Intermountain Healthcare is at the forefront in researching new techniques and technologies in providing the best care possible for women & newborns.  This experience leads to expertise in providing the most advanced treatment plans and better care options.

Research Highlights

Platelet Reference Ranges for Newborns

This study established a precise reference range for determining abnormal blood platelet counts in newborns. By knowing the normal range for platelet count, we identified patients that have abnormal platelet counts. Identifying a platelet count as abnormal can help in the recognition of various diseases.

Information for this study was extracted from electronic records of 47,000 newborns born in Intermountain facilities in the past six years. This study demonstrates that the advancing age of a newborn (from birth to nine weeks) has a significant effect on the platelet count.
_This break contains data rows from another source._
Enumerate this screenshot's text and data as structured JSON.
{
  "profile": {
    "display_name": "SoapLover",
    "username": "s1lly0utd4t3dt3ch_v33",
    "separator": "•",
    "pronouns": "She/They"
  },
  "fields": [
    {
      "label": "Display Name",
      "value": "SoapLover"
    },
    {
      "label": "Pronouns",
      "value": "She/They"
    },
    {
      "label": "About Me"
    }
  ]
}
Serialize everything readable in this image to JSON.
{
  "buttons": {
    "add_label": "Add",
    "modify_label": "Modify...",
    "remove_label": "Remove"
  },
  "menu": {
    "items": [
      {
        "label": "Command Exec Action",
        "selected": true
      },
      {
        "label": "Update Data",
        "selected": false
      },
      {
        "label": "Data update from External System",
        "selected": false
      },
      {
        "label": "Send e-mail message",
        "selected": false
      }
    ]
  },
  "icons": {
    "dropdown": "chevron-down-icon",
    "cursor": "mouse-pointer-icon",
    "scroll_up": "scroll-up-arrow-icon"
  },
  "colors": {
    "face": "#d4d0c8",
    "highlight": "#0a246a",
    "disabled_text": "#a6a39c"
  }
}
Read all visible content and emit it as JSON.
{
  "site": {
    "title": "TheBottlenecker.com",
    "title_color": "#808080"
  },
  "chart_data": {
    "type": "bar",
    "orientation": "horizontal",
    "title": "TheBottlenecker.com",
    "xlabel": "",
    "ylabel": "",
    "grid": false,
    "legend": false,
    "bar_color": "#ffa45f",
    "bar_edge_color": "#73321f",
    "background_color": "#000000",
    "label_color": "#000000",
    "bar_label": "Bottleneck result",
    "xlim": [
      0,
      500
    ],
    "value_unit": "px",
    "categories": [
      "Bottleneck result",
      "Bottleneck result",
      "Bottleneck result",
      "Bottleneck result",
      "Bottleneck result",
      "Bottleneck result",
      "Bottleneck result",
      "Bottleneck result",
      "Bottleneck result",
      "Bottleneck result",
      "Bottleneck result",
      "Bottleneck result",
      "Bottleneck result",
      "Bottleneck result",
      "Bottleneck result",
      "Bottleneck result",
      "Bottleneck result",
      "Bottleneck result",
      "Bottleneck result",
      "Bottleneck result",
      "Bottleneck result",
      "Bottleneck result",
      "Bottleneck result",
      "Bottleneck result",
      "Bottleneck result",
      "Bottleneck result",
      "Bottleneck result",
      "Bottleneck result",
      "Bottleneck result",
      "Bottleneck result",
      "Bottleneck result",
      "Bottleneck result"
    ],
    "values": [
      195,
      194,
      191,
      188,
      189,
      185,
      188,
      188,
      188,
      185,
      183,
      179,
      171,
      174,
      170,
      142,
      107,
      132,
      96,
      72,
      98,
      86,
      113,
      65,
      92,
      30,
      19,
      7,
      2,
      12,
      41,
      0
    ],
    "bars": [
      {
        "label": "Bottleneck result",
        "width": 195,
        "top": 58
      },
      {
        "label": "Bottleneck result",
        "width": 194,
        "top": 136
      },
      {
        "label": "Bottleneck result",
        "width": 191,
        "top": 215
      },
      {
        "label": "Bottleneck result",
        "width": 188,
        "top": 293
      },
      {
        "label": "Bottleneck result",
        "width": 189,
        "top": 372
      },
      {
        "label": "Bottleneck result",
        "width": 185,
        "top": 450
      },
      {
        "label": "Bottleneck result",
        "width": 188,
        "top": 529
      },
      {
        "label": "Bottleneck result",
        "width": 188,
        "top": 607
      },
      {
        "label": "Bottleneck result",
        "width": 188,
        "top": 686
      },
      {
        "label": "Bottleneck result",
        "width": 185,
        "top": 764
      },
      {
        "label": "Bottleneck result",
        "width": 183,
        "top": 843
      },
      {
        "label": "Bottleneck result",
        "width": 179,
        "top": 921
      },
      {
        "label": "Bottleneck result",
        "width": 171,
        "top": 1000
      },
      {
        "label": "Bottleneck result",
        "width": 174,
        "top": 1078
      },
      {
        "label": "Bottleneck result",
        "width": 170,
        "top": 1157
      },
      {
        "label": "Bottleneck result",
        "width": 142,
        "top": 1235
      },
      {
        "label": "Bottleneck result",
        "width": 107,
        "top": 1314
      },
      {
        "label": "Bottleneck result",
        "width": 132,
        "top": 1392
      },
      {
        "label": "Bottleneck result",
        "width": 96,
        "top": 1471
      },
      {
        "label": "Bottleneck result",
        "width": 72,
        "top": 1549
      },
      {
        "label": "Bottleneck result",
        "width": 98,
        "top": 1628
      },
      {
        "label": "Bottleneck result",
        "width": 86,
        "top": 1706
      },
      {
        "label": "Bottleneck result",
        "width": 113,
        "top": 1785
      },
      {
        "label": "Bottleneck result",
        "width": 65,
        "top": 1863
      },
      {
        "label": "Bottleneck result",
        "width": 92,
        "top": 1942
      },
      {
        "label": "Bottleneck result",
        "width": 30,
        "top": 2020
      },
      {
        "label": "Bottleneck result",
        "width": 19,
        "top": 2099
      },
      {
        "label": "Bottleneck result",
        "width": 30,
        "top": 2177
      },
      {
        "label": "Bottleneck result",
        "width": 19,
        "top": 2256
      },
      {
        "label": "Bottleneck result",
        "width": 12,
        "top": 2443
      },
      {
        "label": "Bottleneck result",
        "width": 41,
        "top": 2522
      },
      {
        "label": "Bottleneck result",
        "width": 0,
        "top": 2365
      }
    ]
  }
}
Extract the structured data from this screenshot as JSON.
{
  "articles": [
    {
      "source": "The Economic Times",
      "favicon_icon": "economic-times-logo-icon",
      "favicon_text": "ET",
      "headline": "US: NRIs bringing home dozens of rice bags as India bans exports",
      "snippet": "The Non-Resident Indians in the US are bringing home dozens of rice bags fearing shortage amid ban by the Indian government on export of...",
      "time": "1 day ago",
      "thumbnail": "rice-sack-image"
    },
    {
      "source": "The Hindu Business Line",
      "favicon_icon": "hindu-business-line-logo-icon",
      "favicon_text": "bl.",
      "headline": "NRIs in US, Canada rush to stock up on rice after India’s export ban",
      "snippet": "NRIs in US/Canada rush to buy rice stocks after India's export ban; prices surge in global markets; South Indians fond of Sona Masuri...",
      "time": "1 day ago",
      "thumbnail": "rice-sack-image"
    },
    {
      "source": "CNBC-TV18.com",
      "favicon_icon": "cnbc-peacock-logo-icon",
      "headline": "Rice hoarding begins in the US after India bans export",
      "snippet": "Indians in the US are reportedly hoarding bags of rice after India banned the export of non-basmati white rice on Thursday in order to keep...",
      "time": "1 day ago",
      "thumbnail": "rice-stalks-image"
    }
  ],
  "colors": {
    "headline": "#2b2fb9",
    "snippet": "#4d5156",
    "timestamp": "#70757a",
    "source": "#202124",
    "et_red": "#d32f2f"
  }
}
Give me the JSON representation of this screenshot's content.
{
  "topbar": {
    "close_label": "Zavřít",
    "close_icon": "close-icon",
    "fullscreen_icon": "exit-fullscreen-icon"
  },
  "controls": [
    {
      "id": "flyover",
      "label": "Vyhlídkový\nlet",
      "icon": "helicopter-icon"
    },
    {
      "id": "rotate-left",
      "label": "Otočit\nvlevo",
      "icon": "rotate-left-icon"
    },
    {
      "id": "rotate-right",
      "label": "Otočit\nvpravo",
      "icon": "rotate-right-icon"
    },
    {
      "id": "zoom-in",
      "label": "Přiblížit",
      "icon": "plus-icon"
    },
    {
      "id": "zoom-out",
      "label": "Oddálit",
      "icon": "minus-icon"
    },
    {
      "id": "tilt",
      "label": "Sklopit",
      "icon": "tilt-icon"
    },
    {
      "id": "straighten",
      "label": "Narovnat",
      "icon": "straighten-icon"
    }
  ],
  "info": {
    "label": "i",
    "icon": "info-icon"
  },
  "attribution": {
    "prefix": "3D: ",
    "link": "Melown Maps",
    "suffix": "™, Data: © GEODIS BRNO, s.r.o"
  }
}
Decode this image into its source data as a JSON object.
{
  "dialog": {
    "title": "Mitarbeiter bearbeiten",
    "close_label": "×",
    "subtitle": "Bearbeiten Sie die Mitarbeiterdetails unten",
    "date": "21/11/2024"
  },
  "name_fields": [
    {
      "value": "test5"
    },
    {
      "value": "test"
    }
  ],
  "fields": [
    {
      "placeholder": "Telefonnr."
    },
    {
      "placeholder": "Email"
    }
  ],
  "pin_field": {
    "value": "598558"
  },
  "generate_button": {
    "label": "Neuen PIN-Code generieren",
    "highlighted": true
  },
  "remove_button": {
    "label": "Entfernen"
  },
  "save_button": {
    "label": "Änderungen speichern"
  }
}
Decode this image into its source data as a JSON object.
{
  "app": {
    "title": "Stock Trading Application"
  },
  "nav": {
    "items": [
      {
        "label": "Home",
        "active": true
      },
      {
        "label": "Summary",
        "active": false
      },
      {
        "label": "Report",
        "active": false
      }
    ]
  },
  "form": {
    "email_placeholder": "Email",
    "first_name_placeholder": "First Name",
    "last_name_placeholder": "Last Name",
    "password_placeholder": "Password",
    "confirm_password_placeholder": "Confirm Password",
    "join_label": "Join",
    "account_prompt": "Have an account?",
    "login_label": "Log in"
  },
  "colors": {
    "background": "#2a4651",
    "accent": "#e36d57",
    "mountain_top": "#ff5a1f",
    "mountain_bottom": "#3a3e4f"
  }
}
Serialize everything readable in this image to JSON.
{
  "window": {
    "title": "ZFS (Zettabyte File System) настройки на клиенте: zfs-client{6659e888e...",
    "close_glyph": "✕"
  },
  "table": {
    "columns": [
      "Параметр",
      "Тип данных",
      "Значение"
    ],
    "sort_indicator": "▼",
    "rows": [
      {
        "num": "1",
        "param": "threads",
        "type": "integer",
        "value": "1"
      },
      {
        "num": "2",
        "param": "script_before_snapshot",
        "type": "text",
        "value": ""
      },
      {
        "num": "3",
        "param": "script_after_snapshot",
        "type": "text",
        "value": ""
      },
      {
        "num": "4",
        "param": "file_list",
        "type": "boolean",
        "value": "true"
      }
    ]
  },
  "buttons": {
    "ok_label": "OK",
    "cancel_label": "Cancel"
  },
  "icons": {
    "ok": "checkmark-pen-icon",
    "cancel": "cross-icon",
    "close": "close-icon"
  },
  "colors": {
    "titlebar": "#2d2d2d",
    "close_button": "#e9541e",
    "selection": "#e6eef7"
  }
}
Adherence to NICU Transfusion Guidelines

Blood transfusions are an essential part of neonatal intensive care medicine, but they carry risks. With this in mind, every blood transfusion given at an Intermountain NICU in a one year period was reviewed, to determine the portion of transfusions given out of compliance with the Intermountain transfusion guidelines. The information was used to identify patterns of non-compliance that could be addressed and rectified. The data was collected from archived electronic and paper medical records.

Newborns that received large numbers of transfusions were more likely to have received a transfusion in violation of Intermountain’s guidelines. Platelet transfusion was more likely to be out of compliance if administered during the first week after birth, but red blood cell transfusions were more likely to be out of compliance if administered very late in the hospital course. This study formed the basis of the 2009 Intermountain Healthcare board goal on improving adherence to NICU transfusion guidelines.

Using Umbilical Cord Tissue to Detect Fetal Exposure to Illicit Drugs

This study determined that umbilical cord tissue could be used to detect fetal exposure to illicit drugs. Specifically, the performance of a testing method called enzyme-linked immunosorbent assay (ELISA) was assessed to determine accuracy when testing five different classifications of illicit drugs. Umbilical cord segments were sent to the United States drug testing laboratories to complete testing, if certain criteria were met suggesting the possibility of drug abuse in the mother.

The ELISA testing method provided faster results and is inexpensive in comparison to the other established testing methods. We found that the ELISA method performed very well, reporting more than 98% accuracy in test results for all five drug categories. Information derived from this test can help guide proper treatment for newborns with drug withdrawal. This new diagnostic test is now available for detecting fetal exposure to illicit drugs, because of the work done at Intermountain.